A Cyclist in Utrecht

Sun 22 May 2011

It’ll be ‘Cycle Heaven’ they all said. You’ll be in your element. Lucky s*d! was another euphemism.

So what’s happened? My job has moved to Utrecht in The Netherlands. As long as I’m reasonably well behaved, I’ll be here for two years with a possible extension to that. And I’ve set out to see if I can live without owning a car.

Let’s make this clear. I’ve always been into appropriate transport, which for me has been a mixture of feet, cycle, motorcycle, car and public transport. The definition of ‘appropriate’ is generally that which has the lowest environmental impact for the task that’s needed, but I’m no purist. A motorcycle may have been used for no more than the fun of using it. My halo lies in fragments on the floor.

So I’ve taken the train, ferry and train option of travelling here, a Stena Line deal from Liverpool Street Station to any Dutch station. I’ve brought a rucksack and the rest follows in a van later. I was at the excellent Strowis by 10.30, and by midday had bought a bicycle, a secondhand simple mtb-style deal from the station cycle hire shop for €115. A classic Dutch bike would have been €200 secondhand, reflecting a good market for a bike that was about €600 new. Until I understand how to cope with Dutch bike theft, I don’t want a pricey bike.

From the city centre it’s a 3km journey for work. Using the standard city map, I’ve been able to find a route to work which has minimal traffic, uses bike lanes and cut-throughs, and would be nuts to do with a car. I’m cautious because this has been on a lightly trafficked Sunday, and a weekday may be very different. I’m guessing the biggest hazard will be all the other bikes, all not expecting this Brit to make unexpected pauses, turns and other actions that you just don’t do.
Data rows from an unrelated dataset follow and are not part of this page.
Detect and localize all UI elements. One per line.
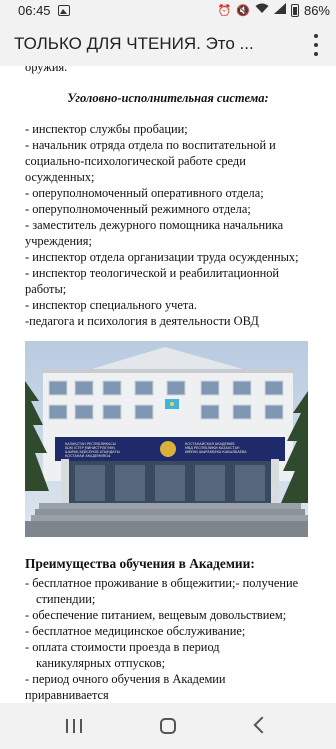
signal-icon (273, 3, 286, 18)
duty-line: работы; (25, 282, 67, 296)
advantage-line: - обеспечение питанием, вещевым довольст… (25, 608, 287, 622)
alarm-icon: ⏰ (217, 4, 232, 17)
duty-line: - инспектор теологической и реабилитацио… (25, 266, 280, 280)
sign-right-line: ИМЕНИ ШЫРАКБЕКА КАБЫЛБАЕВА (185, 450, 247, 454)
navigation-bar (0, 703, 336, 749)
section-title: Уголовно-исполнительная система: (67, 91, 269, 105)
status-bar: 06:45 ⏰ 🔇 86% (0, 0, 336, 22)
building-illustration: ҚАЗАҚСТАН РЕСПУБЛИКАСЫ ІШКІ ІСТЕР МИНИСТ… (25, 341, 308, 537)
advantages-title: Преимущества обучения в Академии: (25, 556, 255, 571)
duty-line: - инспектор специального учета. (25, 298, 198, 312)
battery-percent: 86% (303, 2, 330, 18)
duty-line: - инспектор отдела организации труда осу… (25, 250, 299, 264)
advantage-line: приравнивается (25, 688, 109, 702)
advantage-line: - бесплатное проживание в общежитии;- по… (25, 576, 299, 590)
more-vertical-icon[interactable] (308, 34, 324, 56)
duty-line: - заместитель дежурного помощника началь… (25, 218, 284, 232)
mute-icon: 🔇 (236, 4, 250, 17)
advantage-line: - бесплатное медицинское обслуживание; (25, 624, 246, 638)
duty-line: - начальник отряда отдела по воспитатель… (25, 138, 276, 152)
recent-apps-icon[interactable] (66, 719, 82, 733)
advantage-line: стипендии; (36, 592, 96, 606)
document-content[interactable]: оружия. Уголовно-исполнительная система:… (0, 66, 336, 703)
home-icon[interactable] (160, 718, 176, 734)
back-icon[interactable] (253, 716, 271, 734)
duty-line: - оперуполномоченный режимного отдела; (25, 202, 251, 216)
duty-line: социально-психологической работе среди (25, 154, 246, 168)
gallery-icon (58, 5, 70, 16)
duty-line: - инспектор службы пробации; (25, 122, 188, 136)
duty-line: -педагога и психология в деятельности ОВ… (25, 314, 259, 328)
advantage-line: - период очного обучения в Академии (25, 672, 226, 686)
app-header: ТОЛЬКО ДЛЯ ЧТЕНИЯ. Это ... (0, 22, 336, 66)
duties-list: - инспектор службы пробации; - начальник… (25, 121, 325, 329)
duty-line: учреждения; (25, 234, 92, 248)
sign-left-line: ҚОСТАНАЙ АКАДЕМИЯСЫ (65, 453, 110, 458)
advantages-list: - бесплатное проживание в общежитии;- по… (25, 575, 330, 703)
cut-off-text: оружия. (25, 66, 68, 74)
academy-building-photo: ҚАЗАҚСТАН РЕСПУБЛИКАСЫ ІШКІ ІСТЕР МИНИСТ… (25, 341, 308, 537)
battery-icon (290, 4, 299, 17)
advantage-line: каникулярных отпусков; (36, 656, 166, 670)
document-title: ТОЛЬКО ДЛЯ ЧТЕНИЯ. Это ... (14, 34, 254, 53)
status-icons: ⏰ 🔇 86% (218, 3, 330, 18)
duty-line: - оперуполномоченный оперативного отдела… (25, 186, 264, 200)
advantage-line: - оплата стоимости проезда в период (25, 640, 220, 654)
wifi-icon (255, 3, 269, 18)
status-time: 06:45 (18, 3, 51, 18)
duty-line: осужденных; (25, 170, 95, 184)
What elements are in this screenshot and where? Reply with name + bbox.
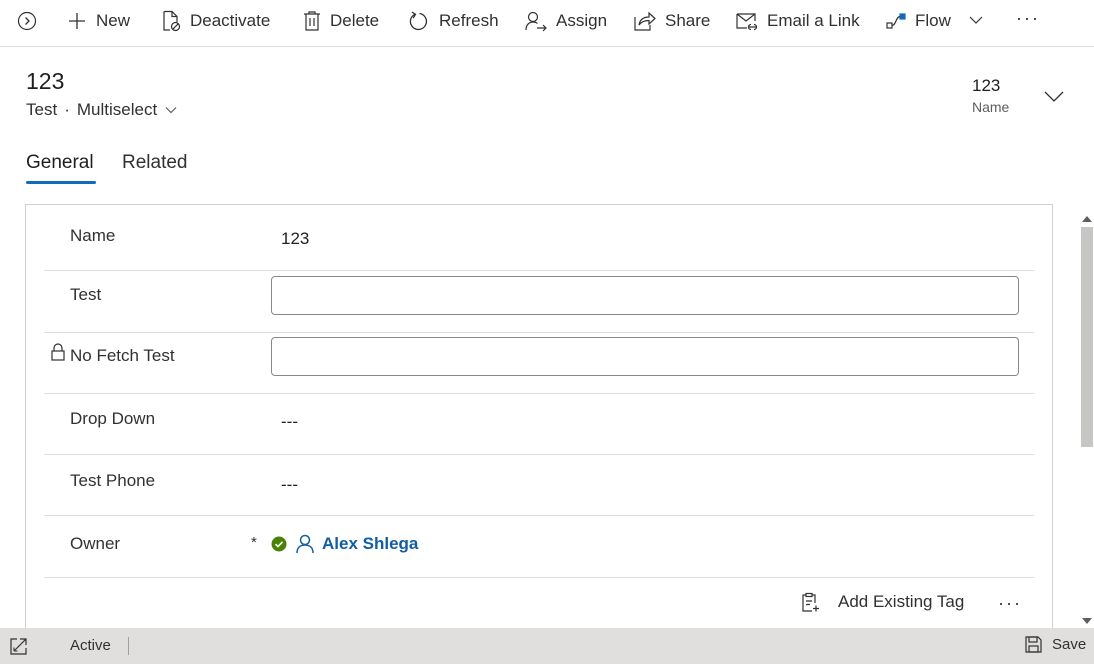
field-row-owner: Owner * Alex Shlega — [44, 516, 1034, 578]
assign-person-icon — [525, 11, 547, 31]
field-row-drop-down: Drop Down --- — [44, 394, 1034, 455]
field-label-name: Name — [70, 226, 116, 245]
save-label: Save — [1052, 636, 1087, 653]
field-row-test: Test — [44, 271, 1034, 333]
record-subtitle: Test · Multiselect — [26, 100, 178, 120]
status-divider — [128, 637, 129, 655]
deactivate-button[interactable]: Deactivate — [161, 0, 270, 42]
share-button[interactable]: Share — [634, 0, 710, 42]
subtitle-separator: · — [64, 100, 70, 119]
email-link-label: Email a Link — [767, 11, 860, 30]
tab-related[interactable]: Related — [122, 152, 188, 174]
scrollbar-thumb[interactable] — [1081, 227, 1093, 447]
share-label: Share — [665, 11, 711, 30]
refresh-label: Refresh — [439, 11, 499, 30]
expand-icon[interactable] — [17, 11, 37, 31]
deactivate-label: Deactivate — [190, 11, 271, 30]
open-in-new-window-icon[interactable] — [10, 638, 27, 660]
required-indicator: * — [251, 534, 257, 551]
header-expand-chevron-icon[interactable] — [1043, 89, 1065, 110]
lock-icon — [51, 343, 65, 366]
header-field-label: Name — [972, 99, 1010, 115]
record-status: Active — [70, 637, 111, 654]
field-value-name[interactable]: 123 — [281, 229, 309, 249]
form-selector[interactable]: Multiselect — [77, 100, 157, 120]
record-title: 123 — [26, 68, 65, 94]
deactivate-document-icon — [163, 10, 181, 32]
flow-icon — [886, 13, 906, 29]
field-label-no-fetch-test: No Fetch Test — [70, 346, 175, 365]
test-input[interactable] — [271, 276, 1019, 315]
new-label: New — [96, 11, 131, 30]
flow-chevron-down-icon[interactable] — [968, 12, 984, 33]
add-existing-tag-label: Add Existing Tag — [838, 592, 965, 611]
header-field-value: 123 — [972, 76, 1001, 95]
save-button[interactable]: Save — [1025, 636, 1086, 653]
tab-general[interactable]: General — [26, 152, 94, 174]
save-icon — [1025, 636, 1042, 653]
assign-button[interactable]: Assign — [525, 0, 607, 42]
check-circle-icon — [271, 536, 287, 552]
tag-more-button[interactable]: ··· — [998, 593, 1022, 614]
test-phone-input[interactable]: --- — [281, 475, 298, 495]
scroll-up-arrow-icon[interactable] — [1082, 210, 1092, 228]
refresh-button[interactable]: Refresh — [409, 0, 499, 42]
flow-button[interactable]: Flow — [886, 0, 951, 42]
refresh-icon — [409, 10, 428, 30]
delete-label: Delete — [330, 11, 380, 30]
field-row-name: Name 123 — [44, 205, 1034, 271]
email-link-icon — [736, 13, 758, 31]
person-icon — [296, 534, 314, 554]
more-commands-button[interactable]: ··· — [1016, 8, 1040, 29]
add-existing-tag-button[interactable]: Add Existing Tag — [800, 592, 964, 612]
trash-icon — [304, 11, 320, 31]
field-label-test: Test — [70, 285, 102, 304]
delete-button[interactable]: Delete — [303, 0, 379, 42]
clipboard-add-icon — [802, 592, 819, 612]
status-bar: Active Save — [0, 628, 1094, 664]
entity-name: Test — [26, 100, 58, 119]
flow-label: Flow — [915, 11, 951, 30]
command-bar: New Deactivate Delete Refresh Assign Sha… — [0, 0, 1094, 47]
header-field-name: 123 Name — [972, 76, 1009, 115]
share-icon — [634, 11, 656, 31]
new-button[interactable]: New — [67, 0, 130, 42]
field-row-test-phone: Test Phone --- — [44, 455, 1034, 516]
owner-lookup[interactable]: Alex Shlega — [271, 534, 418, 554]
no-fetch-test-input[interactable] — [271, 337, 1019, 376]
assign-label: Assign — [556, 11, 608, 30]
field-label-drop-down: Drop Down — [70, 409, 156, 428]
field-label-test-phone: Test Phone — [70, 471, 156, 490]
selected-tab-indicator — [26, 181, 96, 184]
form-selector-chevron-icon[interactable] — [164, 103, 178, 117]
form-name: Multiselect — [76, 100, 158, 119]
plus-icon — [69, 13, 85, 29]
drop-down-select[interactable]: --- — [281, 412, 298, 432]
field-row-no-fetch-test: No Fetch Test — [44, 333, 1034, 394]
email-link-button[interactable]: Email a Link — [736, 0, 860, 42]
owner-name-link[interactable]: Alex Shlega — [322, 534, 418, 554]
field-label-owner: Owner — [70, 534, 121, 553]
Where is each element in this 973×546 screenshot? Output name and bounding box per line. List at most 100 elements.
Cycling out to where I’m living for the next week, on the west side of the city, I’ve discovered the other feature of Dutch bike life. A flat landscape allows winds to blow easily. It was only a 15 knot headwind, but my knees tell me I’ve done some adventurous hill climbing for 4km or so. This was to Terwijde, a suburb planned around large and small housing blocks, with lots of greenery, children’s play areas, one car space per dwelling and of course routes reserved for cycles and pedestrians. And all signposted for cycles, with one or two just about forgivable exceptions in a new development where all the roads are named with a musical theme. Anyone fancy a game of footy in Duke Ellingtonstraat?